题目
原文:
The Game of Master Mind is played as follows:
The computer has four slots containing balls that are red (R ), yellow (Y), green (G) or blue (B). For example, the computer might have RGGB (e.g., Slot #1 is red, Slots #2 and #3 are green, Slot #4 is blue).

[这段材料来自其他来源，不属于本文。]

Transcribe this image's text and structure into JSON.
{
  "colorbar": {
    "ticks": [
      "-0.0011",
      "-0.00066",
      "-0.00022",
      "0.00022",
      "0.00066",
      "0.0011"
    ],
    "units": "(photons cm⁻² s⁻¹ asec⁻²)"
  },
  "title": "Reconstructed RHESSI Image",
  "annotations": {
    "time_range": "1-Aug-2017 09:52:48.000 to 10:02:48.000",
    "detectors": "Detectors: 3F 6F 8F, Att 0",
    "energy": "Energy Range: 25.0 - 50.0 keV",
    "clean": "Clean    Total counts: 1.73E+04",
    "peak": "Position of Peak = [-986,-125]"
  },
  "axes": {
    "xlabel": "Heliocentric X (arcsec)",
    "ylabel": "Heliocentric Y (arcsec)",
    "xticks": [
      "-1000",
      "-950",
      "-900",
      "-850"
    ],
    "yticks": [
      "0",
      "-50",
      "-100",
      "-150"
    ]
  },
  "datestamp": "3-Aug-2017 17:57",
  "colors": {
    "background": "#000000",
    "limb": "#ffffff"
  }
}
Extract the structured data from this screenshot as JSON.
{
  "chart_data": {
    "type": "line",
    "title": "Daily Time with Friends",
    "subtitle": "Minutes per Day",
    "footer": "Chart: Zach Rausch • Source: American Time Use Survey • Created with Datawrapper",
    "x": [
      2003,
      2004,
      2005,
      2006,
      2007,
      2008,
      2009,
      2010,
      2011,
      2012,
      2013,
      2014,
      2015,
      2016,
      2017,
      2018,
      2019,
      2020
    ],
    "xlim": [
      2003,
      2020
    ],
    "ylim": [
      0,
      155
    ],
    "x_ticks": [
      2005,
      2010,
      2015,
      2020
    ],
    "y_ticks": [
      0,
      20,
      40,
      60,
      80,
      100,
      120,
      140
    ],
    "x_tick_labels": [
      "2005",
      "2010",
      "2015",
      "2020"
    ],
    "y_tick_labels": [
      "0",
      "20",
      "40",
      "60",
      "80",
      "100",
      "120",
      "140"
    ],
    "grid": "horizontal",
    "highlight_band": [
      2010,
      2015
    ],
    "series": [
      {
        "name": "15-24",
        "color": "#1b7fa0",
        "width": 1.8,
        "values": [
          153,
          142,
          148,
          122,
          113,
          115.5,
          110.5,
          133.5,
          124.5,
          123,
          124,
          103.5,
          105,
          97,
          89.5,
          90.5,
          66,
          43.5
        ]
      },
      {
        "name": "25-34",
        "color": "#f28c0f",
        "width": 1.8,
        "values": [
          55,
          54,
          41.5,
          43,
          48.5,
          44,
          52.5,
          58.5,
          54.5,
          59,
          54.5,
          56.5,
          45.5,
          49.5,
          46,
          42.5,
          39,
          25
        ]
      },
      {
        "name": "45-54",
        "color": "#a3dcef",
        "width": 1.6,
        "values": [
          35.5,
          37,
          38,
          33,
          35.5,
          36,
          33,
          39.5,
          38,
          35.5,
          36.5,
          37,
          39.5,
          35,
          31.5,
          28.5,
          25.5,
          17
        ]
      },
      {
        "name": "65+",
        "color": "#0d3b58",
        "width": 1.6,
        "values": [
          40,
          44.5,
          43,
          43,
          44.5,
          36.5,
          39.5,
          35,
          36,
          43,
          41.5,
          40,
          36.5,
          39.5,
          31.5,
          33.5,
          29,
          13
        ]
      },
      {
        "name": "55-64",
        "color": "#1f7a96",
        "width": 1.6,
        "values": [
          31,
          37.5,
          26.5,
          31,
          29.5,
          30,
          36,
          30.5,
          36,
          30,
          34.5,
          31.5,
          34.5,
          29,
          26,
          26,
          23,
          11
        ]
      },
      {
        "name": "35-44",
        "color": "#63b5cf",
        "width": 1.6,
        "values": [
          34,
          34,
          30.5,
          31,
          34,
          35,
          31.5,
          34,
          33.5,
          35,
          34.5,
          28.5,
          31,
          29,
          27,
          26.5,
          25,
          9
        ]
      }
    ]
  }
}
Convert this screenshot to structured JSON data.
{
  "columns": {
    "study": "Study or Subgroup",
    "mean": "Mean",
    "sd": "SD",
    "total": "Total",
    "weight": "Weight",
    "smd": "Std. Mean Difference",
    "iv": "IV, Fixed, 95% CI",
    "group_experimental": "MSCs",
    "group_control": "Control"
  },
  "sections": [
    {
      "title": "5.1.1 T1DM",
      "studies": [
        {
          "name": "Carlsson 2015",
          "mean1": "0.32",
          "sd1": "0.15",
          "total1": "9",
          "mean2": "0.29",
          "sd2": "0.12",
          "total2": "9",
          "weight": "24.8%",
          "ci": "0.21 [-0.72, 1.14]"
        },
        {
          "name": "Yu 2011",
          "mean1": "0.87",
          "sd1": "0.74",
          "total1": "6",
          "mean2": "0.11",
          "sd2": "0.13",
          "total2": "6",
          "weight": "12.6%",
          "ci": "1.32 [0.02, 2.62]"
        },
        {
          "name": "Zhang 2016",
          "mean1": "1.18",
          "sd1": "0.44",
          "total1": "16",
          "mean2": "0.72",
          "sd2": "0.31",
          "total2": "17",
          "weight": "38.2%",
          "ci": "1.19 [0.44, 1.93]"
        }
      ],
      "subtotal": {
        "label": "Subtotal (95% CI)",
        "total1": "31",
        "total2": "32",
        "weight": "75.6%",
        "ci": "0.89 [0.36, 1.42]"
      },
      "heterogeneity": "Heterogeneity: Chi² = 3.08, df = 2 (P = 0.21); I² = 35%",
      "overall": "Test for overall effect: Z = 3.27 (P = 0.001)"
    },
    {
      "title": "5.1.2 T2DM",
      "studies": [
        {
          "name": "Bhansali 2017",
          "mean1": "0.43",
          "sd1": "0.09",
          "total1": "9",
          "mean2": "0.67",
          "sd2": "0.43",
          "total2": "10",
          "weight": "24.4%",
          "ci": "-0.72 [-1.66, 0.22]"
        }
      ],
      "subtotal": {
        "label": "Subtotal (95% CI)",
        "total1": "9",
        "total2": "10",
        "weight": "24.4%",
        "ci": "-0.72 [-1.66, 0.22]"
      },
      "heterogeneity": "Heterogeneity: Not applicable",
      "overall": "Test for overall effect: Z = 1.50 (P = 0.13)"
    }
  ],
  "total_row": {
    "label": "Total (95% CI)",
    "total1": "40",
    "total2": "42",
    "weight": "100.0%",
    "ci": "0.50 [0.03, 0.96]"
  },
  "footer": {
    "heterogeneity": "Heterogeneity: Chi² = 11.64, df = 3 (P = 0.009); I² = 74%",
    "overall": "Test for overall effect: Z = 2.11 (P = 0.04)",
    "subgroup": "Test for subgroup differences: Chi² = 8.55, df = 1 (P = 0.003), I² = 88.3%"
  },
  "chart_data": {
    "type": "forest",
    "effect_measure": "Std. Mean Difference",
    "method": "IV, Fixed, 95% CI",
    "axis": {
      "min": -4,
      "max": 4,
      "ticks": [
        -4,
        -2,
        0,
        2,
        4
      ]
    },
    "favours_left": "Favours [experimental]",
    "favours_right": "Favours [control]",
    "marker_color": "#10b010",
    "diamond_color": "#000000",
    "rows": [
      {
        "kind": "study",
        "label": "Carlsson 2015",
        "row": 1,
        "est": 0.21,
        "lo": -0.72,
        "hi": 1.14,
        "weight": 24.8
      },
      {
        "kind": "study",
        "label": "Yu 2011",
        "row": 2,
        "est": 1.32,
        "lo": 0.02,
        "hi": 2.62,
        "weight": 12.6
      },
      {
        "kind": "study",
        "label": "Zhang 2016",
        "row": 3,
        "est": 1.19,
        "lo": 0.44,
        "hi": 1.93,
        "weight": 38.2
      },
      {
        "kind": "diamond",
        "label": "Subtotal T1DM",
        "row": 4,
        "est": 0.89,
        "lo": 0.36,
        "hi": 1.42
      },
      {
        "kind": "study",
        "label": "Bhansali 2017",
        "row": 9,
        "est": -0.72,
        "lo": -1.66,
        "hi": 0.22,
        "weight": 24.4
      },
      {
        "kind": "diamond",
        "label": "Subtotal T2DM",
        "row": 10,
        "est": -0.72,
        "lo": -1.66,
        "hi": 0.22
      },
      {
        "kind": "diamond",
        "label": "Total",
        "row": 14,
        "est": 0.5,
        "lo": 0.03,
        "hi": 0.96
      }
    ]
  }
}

You, the user, are trying to guess the solution. You might, for example, guess YRGB.When you guess the correct color for the correct slot, you get a “hit”. If you guess a color that exists but is in the wrong slot, you get a “pseudo-hit”. For example, the guess YRGB has 2 hits and one pseudo hit.
For each guess, you are told the number of hits and pseudo-hits. Write a method that, given a guess and a solution, returns the number of hits and pseudo hits.
译文:
Master Mind游戏规则如下:
4个槽,里面放4个球,球的颜色有4种,红(R ),黄(Y),绿(G),蓝(B)。比如, 给出一个排列RGGB,表示第一个槽放红色球,第二和第三个槽放绿色球,第四个槽放蓝色球。
你要去猜这个排列。比如你可能猜排列是:YRGB。当你猜的颜色是正确的,位置也是正确的, 你就得到一个hit,比如上面第3和第4个槽猜的和真实排列一样(都是GB),所以得到2个hit。 如果你猜的颜色在真实排列中是存在的,但位置没猜对,你就得到一个pseudo-hit。比如, 上面的R,猜对了颜色,但位置没对,得到一个pseudo-hit。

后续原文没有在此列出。